前もこうして自分では解決できない熱に襲われ、レクィエスと関係をもってしまった。
頭がおかしくなる。
レクィエスが欲しい。淫らなウェリナ・リガートゥルの顔が前面に出て、身を乗りだしてレクィエスに手を回す。
「ん……」
ぴちゃ、と濡れた音が耳を撫でる。
こんなに淫らになったことはないのに、ウェリナになってから自制が効かない。
レクィエス以外、関係をもったことがないのに。
想いの通じていない状況で、レクィエスの気持ちを利用して火照りを鎮めようとするのは……浅ましくてキモチワルイ。
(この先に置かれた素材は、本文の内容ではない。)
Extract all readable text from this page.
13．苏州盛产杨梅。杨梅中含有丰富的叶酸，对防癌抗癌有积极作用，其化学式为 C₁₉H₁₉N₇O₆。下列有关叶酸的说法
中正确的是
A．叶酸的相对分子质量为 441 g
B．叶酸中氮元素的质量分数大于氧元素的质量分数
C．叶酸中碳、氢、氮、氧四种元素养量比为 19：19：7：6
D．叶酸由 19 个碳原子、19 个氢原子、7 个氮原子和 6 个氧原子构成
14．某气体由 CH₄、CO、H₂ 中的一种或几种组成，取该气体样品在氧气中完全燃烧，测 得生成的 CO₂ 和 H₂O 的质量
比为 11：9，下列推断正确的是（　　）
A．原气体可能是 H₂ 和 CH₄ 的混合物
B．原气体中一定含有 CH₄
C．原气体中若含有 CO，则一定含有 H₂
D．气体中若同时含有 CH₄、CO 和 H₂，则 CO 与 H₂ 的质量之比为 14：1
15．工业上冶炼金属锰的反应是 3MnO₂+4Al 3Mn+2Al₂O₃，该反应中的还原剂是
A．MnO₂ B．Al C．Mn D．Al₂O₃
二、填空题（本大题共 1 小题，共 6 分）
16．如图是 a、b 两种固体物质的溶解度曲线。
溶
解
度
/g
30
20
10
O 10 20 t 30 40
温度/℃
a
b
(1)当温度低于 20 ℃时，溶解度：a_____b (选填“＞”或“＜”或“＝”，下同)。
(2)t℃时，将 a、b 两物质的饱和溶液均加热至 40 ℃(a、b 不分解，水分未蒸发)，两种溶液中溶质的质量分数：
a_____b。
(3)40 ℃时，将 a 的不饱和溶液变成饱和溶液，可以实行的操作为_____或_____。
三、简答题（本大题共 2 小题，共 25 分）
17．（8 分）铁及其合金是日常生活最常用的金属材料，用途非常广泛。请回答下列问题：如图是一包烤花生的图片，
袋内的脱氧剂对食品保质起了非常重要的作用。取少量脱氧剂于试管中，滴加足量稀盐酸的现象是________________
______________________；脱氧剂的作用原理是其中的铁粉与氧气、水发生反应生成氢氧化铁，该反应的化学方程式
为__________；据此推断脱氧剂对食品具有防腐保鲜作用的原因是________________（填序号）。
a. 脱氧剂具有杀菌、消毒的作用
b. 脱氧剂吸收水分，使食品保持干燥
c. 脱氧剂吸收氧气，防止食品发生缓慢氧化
唇が離れると、レクィエスは熱にのぼせながら私の頬をするりと撫でて首筋にキスをする。
「……城、戻る? ここ、外だし」
「うっ……うぅ。なんで……なんでぇ……!」
あきらかに私とウェリナでは身体が違う。
場所を問わずに情欲して、恋心を利用して惑わしている。
いつも男性に囲まれて、悪女として名高かったのは、身体が火照る一面があったから?
誰にでもこんなことをしていたの?
虫唾が走る。
こんなのは私じゃないのに、淫らに狂っていく。
返事だけはしたくないと歯を食いしばっていると、レクィエスの指先が私の唇を押した。
レクィエスに抱えられ馬車に戻り、城に向かう。
私を愛しているという吐息が、身体のラインをなぞる指先が、愛おしいのに憎らしかった。
***
『キャハ。キャハハハ』
またなの?
どうして笑っているの?
知らない子どもがずっと私を笑っている。
まるで私が苦しむ様を見て、バカにするようなからかいの笑い方。
”誰なの? あなたは誰?”
顔の見えないそれを見ようとして、私は手を伸ばして掴んだ。
振り返ったそれは青い髪に瞳を持つ小さな女の子。
”私……?”
ファルサによく似た幼い女の子が、いたずらっ子のように笑っていた。